Answer below at (*), but think about this before reading it. |
|
stb r12, 17(r8) |
Write the least significant
byte of r12 (0xdc) to memory at address 0x100+17=0x111. Memory[0x111]=0xdc. |
|
sth r9, 18(r8) |
The the least significant
half-word of r9=0x211f and write it in little-endian order to memory starting
at address 0x100+18=0x112. Memory[0x112]=0x1f Memory[0x113]=0x21 |
(*) Why aren’t there signed and unsigned store instructions? In NIOS II,
a store instruction takes a value from a register which always contains 32b and
stores it to memory as either a word (32b), half-word (16b), or byte (8b).
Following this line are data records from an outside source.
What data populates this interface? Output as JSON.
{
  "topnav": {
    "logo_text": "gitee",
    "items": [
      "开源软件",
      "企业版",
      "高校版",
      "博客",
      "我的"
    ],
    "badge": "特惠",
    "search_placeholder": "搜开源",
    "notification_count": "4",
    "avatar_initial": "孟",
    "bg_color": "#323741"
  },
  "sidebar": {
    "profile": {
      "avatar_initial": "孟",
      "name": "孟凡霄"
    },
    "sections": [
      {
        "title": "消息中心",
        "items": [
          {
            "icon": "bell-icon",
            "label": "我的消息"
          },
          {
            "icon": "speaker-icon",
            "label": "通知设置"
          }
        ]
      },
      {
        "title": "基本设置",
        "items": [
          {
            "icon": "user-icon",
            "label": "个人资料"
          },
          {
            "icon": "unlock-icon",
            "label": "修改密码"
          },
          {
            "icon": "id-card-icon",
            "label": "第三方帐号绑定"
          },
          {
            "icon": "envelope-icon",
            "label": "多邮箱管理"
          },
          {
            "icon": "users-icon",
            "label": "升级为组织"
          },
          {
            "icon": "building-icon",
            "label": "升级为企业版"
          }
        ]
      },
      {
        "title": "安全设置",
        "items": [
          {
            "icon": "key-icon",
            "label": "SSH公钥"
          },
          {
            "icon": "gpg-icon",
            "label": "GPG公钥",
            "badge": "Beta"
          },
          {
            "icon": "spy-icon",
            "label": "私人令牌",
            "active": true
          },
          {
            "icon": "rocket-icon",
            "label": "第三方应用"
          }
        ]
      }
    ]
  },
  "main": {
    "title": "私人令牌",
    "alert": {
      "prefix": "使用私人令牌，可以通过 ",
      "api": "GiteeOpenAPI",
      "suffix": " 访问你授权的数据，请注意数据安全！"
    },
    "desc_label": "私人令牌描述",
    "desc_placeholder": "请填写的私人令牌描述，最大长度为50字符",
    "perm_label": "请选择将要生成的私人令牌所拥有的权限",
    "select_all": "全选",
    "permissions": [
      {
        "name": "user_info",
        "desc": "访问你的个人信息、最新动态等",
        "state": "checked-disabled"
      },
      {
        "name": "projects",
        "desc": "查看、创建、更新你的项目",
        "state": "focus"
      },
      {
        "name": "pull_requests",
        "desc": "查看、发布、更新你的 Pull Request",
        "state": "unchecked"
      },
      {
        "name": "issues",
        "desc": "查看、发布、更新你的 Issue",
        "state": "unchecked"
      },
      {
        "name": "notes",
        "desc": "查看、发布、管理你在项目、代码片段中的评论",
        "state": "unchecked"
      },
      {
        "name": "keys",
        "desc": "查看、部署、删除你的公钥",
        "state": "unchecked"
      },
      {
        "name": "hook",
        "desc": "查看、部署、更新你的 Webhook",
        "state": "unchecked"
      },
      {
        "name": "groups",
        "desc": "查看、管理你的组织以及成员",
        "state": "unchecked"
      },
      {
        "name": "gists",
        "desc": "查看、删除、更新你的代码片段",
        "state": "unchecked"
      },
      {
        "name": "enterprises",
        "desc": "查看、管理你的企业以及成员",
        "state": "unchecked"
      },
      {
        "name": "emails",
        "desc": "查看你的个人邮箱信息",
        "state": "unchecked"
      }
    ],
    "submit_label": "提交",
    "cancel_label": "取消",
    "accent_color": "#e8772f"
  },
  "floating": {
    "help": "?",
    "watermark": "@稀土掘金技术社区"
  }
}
In
all cases, the destination (memory) has at most as many bits as the source
value. So, there are no missing bits to fill in. If anything, we are “chopping”
a value to fit it to fewer bits when we store it as a half-word or byte. It is
upon us, the programmers, to ensure that the value does fit in this many bytes.